Andrea Costa primo deputato socialista

Andrea Costa (Imola, 1851-1910) fin da giovane si avvicina all'Internazione anarchica di orientamento bakuniano. La conoscenza in Svizzera e in Francia di altri ambienti e pensatori matura in lui il passaggio ai socialisti e lo porta a elaborare un pensiero "populista", cioè che la lotta per il miglioramento delle condizioni politiche ed economiche dei lavoratori sia l'unica possibile azione politica.

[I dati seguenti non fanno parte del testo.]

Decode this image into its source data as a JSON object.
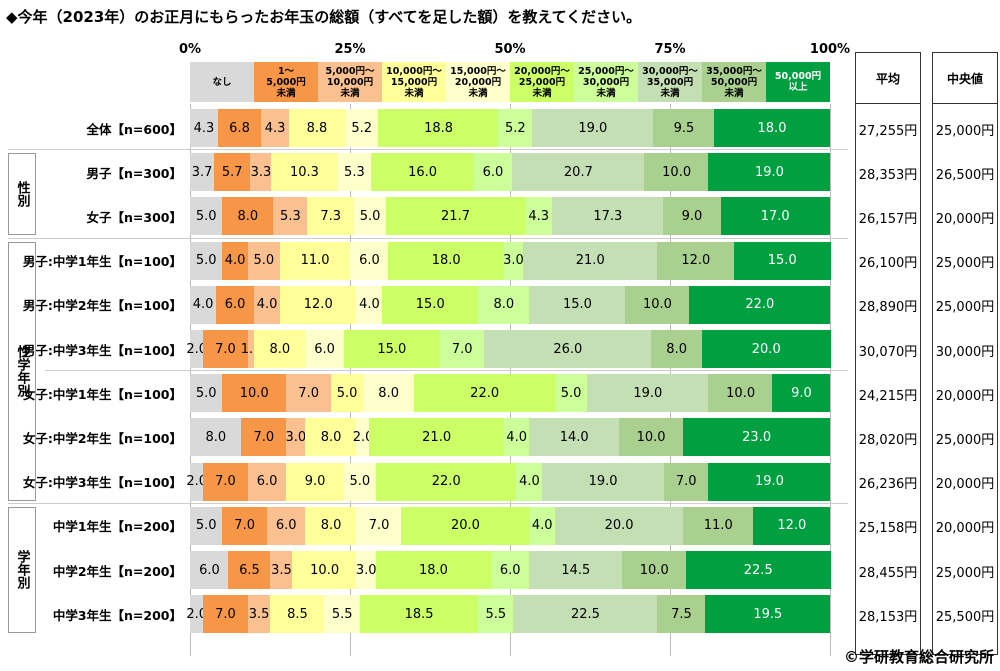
{
  "chart_data": {
    "type": "bar",
    "orientation": "horizontal",
    "stacked": true,
    "title": "◆今年（2023年）のお正月にもらったお年玉の総額（すべてを足した額）を教えてください。",
    "xlim": [
      0,
      100
    ],
    "x_ticks": [
      "0%",
      "25%",
      "50%",
      "75%",
      "100%"
    ],
    "legend_placement": "top",
    "legend": [
      {
        "name": "なし",
        "color": "#d9d9d9"
      },
      {
        "name": "1～\n5,000円\n未満",
        "color": "#f79646"
      },
      {
        "name": "5,000円～\n10,000円\n未満",
        "color": "#fac08f"
      },
      {
        "name": "10,000円～\n15,000円\n未満",
        "color": "#ffff99"
      },
      {
        "name": "15,000円～\n20,000円\n未満",
        "color": "#ffffcc"
      },
      {
        "name": "20,000円～\n25,000円\n未満",
        "color": "#ccff66"
      },
      {
        "name": "25,000円～\n30,000円\n未満",
        "color": "#ccff99"
      },
      {
        "name": "30,000円～\n35,000円\n未満",
        "color": "#c4dfb3"
      },
      {
        "name": "35,000円～\n50,000円\n未満",
        "color": "#a9d08e"
      },
      {
        "name": "50,000円\n以上",
        "color": "#00a040"
      }
    ],
    "categories": [
      "全体【n=600】",
      "男子【n=300】",
      "女子【n=300】",
      "男子:中学1年生【n=100】",
      "男子:中学2年生【n=100】",
      "男子:中学3年生【n=100】",
      "女子:中学1年生【n=100】",
      "女子:中学2年生【n=100】",
      "女子:中学3年生【n=100】",
      "中学1年生【n=200】",
      "中学2年生【n=200】",
      "中学3年生【n=200】"
    ],
    "values": [
      [
        4.3,
        6.8,
        4.3,
        8.8,
        5.2,
        18.8,
        5.2,
        19.0,
        9.5,
        18.0
      ],
      [
        3.7,
        5.7,
        3.3,
        10.3,
        5.3,
        16.0,
        6.0,
        20.7,
        10.0,
        19.0
      ],
      [
        5.0,
        8.0,
        5.3,
        7.3,
        5.0,
        21.7,
        4.3,
        17.3,
        9.0,
        17.0
      ],
      [
        5.0,
        4.0,
        5.0,
        11.0,
        6.0,
        18.0,
        3.0,
        21.0,
        12.0,
        15.0
      ],
      [
        4.0,
        6.0,
        4.0,
        12.0,
        4.0,
        15.0,
        8.0,
        15.0,
        10.0,
        22.0
      ],
      [
        2.0,
        7.0,
        1.0,
        8.0,
        6.0,
        15.0,
        7.0,
        26.0,
        8.0,
        20.0
      ],
      [
        5.0,
        10.0,
        7.0,
        5.0,
        8.0,
        22.0,
        5.0,
        19.0,
        10.0,
        9.0
      ],
      [
        8.0,
        7.0,
        3.0,
        8.0,
        2.0,
        21.0,
        4.0,
        14.0,
        10.0,
        23.0
      ],
      [
        2.0,
        7.0,
        6.0,
        9.0,
        5.0,
        22.0,
        4.0,
        19.0,
        7.0,
        19.0
      ],
      [
        5.0,
        7.0,
        6.0,
        8.0,
        7.0,
        20.0,
        4.0,
        20.0,
        11.0,
        12.0
      ],
      [
        6.0,
        6.5,
        3.5,
        10.0,
        3.0,
        18.0,
        6.0,
        14.5,
        10.0,
        22.5
      ],
      [
        2.0,
        7.0,
        3.5,
        8.5,
        5.5,
        18.5,
        5.5,
        22.5,
        7.5,
        19.5
      ]
    ],
    "groups": [
      {
        "label": "性別",
        "rows": [
          1,
          2
        ]
      },
      {
        "label": "性学年別",
        "rows": [
          3,
          4,
          5,
          6,
          7,
          8
        ]
      },
      {
        "label": "学年別",
        "rows": [
          9,
          10,
          11
        ]
      }
    ]
  },
  "table": {
    "mean_header": "平均",
    "median_header": "中央値",
    "mean": [
      "27,255円",
      "28,353円",
      "26,157円",
      "26,100円",
      "28,890円",
      "30,070円",
      "24,215円",
      "28,020円",
      "26,236円",
      "25,158円",
      "28,455円",
      "28,153円"
    ],
    "median": [
      "25,000円",
      "26,500円",
      "20,000円",
      "25,000円",
      "25,000円",
      "30,000円",
      "20,000円",
      "25,000円",
      "20,000円",
      "20,000円",
      "25,000円",
      "25,500円"
    ]
  },
  "copyright": "©学研教育総合研究所"
}
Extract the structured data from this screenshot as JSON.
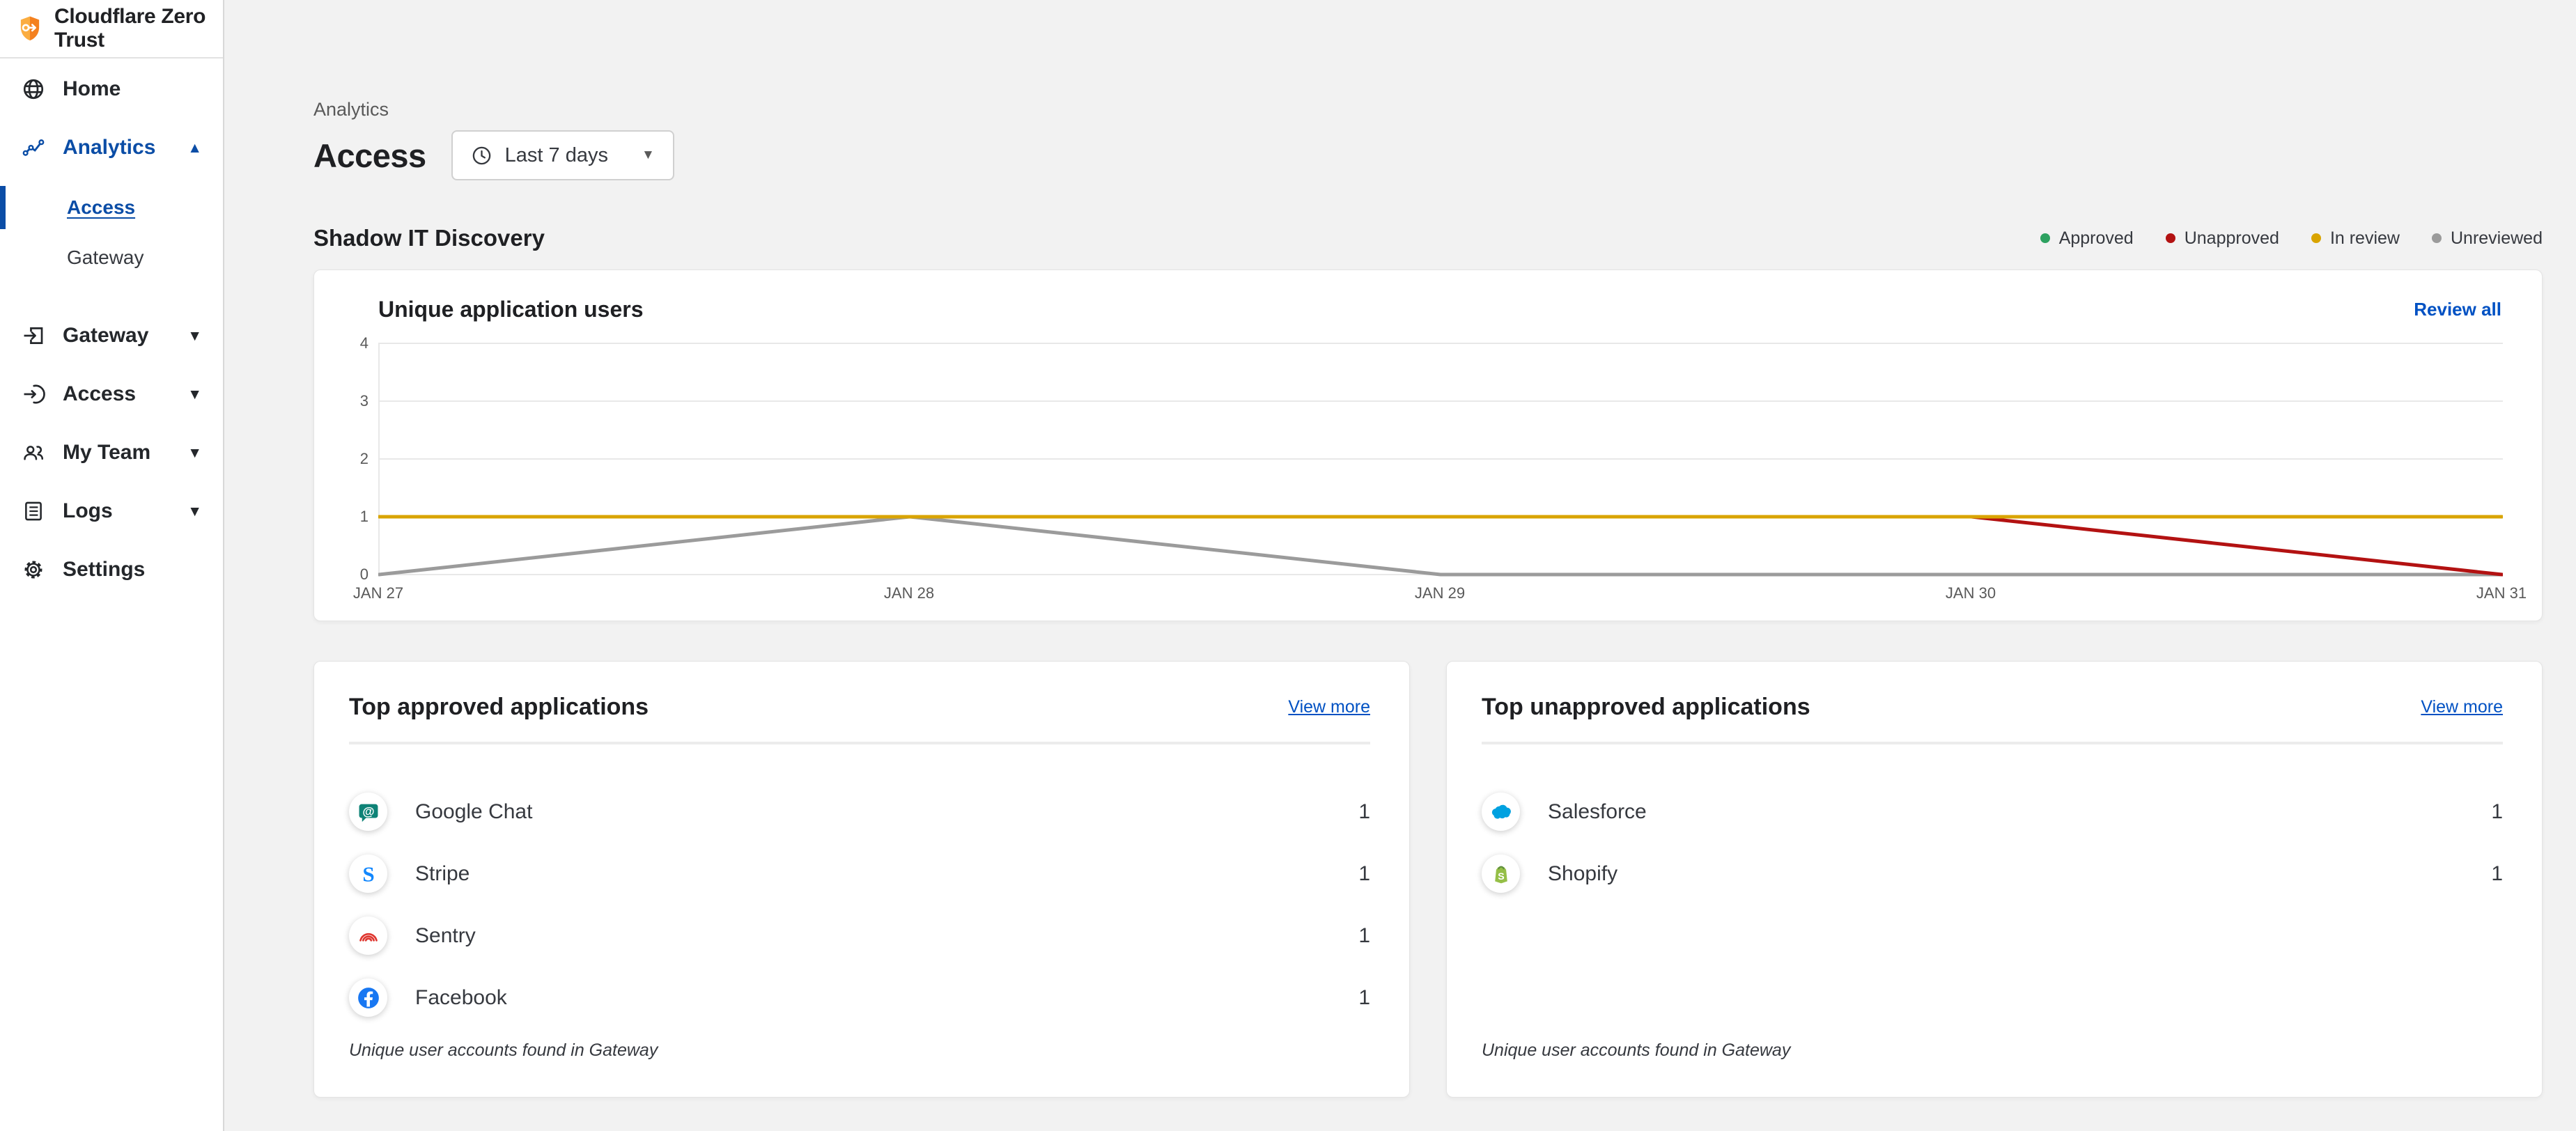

Sostenuto dai socialisti romagnoli, il 28 ottobre 1882 viene eletto nel collegio elettorale di Ravenna primo deputato socialista al Parlamento italiano.


"Avanti!..." e "Il moto" seguono con attenzione la campagna elettorale socialista delle elezioni politiche del 1882. Sostengono che il movimento socialista nel panorama politico italiano sta prendendo piede, e se la probabilità che vengano eletti candidati socialisti è scarsa - e infatti solo Costa, candidato nel collegio di Bologna e di Ravenna, uscirà eletto nel collegio di Ravenna - ciò nondimeno sarà una vittoria morale delle forze democratiche italiane; è quindi un dovere partecipare alle elezioni politiche, una delle forme della lotta sociale per il riscatto della classe lavoratrice.
In particolare nel numero de "Il moto" del 28-29 ottobre 1882 sono sostenuti i candidati del collegio elettorale bolognese: Quirico Filopanti (alias Giuseppe Barilli, 1812-1894), Aristide Venturini (1843-1924), e Andrea Costa, indicato come "il giovine senza macchia e senza paura". "Il moto" conclude: "... Tanto si può dire che la candidatura di Andrea Costa si impone a tutte le coscienze oneste, ed assume un carattere di giustizia che la pone al di sopra di ogni partito".
Nell'uscita successiva, datata 5 novembre, l'articolo Dopo le urne riporta la vittoria di Andrea Costa: "... Qui a Imola, infatti, tutta la lista radicale batteva completamente la lista monarchica, e l'ammonito, l'ozioso, il vagabondo Andrea Costa aveva una maggioranza trionfale sul Conte Commendatore Giovanni Codronchi. ... In Imola, dove si poteva vincere, vincemmo".